Sales rise during November and December because consumers are buying for holiday events, and then dip during the early part of Q1 because those social gatherings have decreased. Some people also make New Year’s resolutions to drink less. Others partake in Dry January, meaning they choose not to drink for the entire first month of the year. On Instagram, the #DryJanuary hashtag has more than 225,000 posts, and #DryJanuary2020 has 5,000-plus posts.
Once the weather turns warmer, consumers seem to be looking to order another drink again.
What brands are doing to increase sales in winter months
2020 is a special time for the alcohol industry, bringing with it the 100th anniversary of Prohibition.
Templeton Rye, which has some history dating back to the 1920s, hosted an event to celebrate its rich tradition and whiskey.
The brand, which relaunched in 2006, dispersed old-time newsboys to the Flatiron District of New York City. The newsboys handed out custom newspapers dated January 16, 1920, announcing the start of Prohibition, but also inviting the public to its event on January 16, 2020. The newsboys created a visual that piqued the interest of New Yorkers and created a buzz for the evening’s event.
That evening, Templeton Rye took over the Rye House bar serving prohibition-themed cocktails and food.
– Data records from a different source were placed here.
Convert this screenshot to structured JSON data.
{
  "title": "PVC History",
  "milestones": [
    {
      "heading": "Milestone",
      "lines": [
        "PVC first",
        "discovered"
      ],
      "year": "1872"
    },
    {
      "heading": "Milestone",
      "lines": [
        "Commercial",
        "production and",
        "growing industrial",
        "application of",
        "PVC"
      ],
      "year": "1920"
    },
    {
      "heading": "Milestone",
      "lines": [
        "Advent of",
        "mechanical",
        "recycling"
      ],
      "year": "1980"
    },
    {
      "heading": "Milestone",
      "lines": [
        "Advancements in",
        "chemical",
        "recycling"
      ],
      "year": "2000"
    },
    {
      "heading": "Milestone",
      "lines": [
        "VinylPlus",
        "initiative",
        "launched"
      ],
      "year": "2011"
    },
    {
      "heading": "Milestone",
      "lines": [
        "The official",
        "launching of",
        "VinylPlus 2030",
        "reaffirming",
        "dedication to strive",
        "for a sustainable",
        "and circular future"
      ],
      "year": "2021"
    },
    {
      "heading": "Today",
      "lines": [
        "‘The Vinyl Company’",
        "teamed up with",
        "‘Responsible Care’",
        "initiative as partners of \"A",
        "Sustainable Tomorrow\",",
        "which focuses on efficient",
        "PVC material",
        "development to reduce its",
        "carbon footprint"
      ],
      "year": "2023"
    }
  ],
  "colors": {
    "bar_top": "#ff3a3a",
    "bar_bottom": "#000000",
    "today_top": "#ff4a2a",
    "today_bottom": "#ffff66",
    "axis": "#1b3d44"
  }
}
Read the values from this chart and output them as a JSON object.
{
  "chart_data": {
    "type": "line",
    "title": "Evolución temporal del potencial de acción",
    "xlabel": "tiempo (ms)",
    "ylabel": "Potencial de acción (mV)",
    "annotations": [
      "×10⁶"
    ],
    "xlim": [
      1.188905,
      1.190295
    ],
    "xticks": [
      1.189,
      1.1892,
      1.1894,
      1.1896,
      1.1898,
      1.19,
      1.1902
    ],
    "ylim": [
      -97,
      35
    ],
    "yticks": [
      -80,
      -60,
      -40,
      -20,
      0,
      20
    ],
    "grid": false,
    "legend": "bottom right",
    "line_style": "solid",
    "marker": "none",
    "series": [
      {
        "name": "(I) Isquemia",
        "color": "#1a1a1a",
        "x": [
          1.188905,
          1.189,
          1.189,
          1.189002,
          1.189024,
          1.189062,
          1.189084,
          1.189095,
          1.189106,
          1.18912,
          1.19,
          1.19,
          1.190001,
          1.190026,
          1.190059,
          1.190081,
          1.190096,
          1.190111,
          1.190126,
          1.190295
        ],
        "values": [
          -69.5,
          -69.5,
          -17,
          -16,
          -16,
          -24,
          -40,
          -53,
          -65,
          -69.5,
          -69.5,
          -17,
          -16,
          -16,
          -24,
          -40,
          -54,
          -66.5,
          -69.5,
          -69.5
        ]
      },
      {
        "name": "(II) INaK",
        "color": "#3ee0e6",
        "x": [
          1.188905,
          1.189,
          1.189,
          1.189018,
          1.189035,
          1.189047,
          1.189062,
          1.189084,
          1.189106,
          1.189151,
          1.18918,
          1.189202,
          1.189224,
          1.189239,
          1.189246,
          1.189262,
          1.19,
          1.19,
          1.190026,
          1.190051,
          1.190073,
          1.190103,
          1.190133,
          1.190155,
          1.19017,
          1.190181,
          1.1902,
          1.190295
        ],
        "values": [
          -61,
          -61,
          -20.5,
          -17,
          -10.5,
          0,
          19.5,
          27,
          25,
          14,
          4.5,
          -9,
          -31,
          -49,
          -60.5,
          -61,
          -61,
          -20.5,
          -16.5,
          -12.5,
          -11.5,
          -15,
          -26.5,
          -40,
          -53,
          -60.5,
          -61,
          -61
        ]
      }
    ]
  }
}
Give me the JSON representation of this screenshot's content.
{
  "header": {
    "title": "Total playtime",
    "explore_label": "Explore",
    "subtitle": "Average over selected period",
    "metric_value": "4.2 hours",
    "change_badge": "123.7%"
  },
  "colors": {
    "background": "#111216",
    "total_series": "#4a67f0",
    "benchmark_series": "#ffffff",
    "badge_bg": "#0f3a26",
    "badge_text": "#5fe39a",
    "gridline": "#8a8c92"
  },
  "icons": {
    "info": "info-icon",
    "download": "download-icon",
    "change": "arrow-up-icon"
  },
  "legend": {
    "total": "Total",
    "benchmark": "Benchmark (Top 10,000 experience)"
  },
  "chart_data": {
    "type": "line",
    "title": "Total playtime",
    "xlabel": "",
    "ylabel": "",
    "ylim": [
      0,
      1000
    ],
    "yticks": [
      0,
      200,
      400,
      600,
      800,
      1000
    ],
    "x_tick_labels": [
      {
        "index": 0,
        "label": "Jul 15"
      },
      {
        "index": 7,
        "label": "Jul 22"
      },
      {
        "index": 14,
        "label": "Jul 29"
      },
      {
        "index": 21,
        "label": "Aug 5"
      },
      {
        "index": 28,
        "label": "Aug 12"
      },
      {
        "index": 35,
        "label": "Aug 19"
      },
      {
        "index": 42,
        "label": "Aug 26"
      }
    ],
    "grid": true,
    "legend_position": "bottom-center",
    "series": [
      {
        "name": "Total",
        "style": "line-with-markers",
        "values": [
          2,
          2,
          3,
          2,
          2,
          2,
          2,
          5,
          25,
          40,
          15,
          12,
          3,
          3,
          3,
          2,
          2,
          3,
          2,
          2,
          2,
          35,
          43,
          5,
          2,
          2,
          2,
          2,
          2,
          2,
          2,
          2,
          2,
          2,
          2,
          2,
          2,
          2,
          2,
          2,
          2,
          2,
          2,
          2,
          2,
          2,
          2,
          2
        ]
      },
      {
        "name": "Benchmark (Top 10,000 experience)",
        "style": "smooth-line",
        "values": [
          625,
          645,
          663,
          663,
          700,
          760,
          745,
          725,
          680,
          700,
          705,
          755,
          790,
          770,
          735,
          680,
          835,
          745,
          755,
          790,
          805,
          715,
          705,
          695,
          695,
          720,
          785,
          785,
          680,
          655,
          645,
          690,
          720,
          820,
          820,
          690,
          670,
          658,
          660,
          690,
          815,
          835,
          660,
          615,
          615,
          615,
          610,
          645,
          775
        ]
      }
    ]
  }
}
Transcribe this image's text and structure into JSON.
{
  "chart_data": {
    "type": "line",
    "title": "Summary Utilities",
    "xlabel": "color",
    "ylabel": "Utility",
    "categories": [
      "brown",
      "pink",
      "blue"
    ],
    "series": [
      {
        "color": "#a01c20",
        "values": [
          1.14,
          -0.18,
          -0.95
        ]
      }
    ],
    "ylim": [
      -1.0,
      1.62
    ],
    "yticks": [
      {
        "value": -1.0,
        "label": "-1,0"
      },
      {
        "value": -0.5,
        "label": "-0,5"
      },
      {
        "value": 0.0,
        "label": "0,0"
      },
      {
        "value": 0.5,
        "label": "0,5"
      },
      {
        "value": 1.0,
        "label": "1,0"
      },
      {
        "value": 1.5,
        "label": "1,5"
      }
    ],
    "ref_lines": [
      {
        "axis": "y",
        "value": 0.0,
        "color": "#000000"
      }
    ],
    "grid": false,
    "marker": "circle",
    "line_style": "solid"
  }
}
The event only featured Templeton Rye’s products, giving the public a taste and a reason to buzz about the brand on a cold January night.
Other brands, such as Kim Crawford Wines, use social media to combat the winter sales blues and ditch the resolutions. Kim Crawford posted on Instagram on January 2 with a photo of their wine in a glass and a piece of cake. The photo says “Eat The Cake.” The caption read, “No need to plan for resolutions when you’re already crushing it. We like you just the way you are.”
For companies that rely on direct-to-consumer sales, Wolffer Estate Vineyard is a strong example to follow. The Long Island-based vineyard launched a rosé-only club for $92-$153 per shipment in January 2020, with the first shipment going out in March.
Ways brands can increase January and February sales
For brands that have a strong direct-to-consumer business, touting that the winter months can provide good shipping conditions from West Coast wineries can help increase demand. Wineries can also offer free shipping or one bottle-free promotion to increase sales.
Some retailers use data they’ve gathered throughout the year to introduce new brands to their customers in the winter months. While big box retailers may employ a strategy of using aggressive pricing on popular wines during these months, some businesses take advantage of their customers’ tastes and preferences that they’ve been tracking. They bring in similar products that can keep people coming back throughout the slower winter months.
If brands have the resources to throw an event and drum up marketing, allowing potential customers to try your product and experience the lifestyle that would go along with it will help increase sales. Creating an event with a winter theme, such as a ski chalet, can help customers feel as if they’re in the Alps. Drinks can be winter-themed too, such as mulled wine or a hot toddy.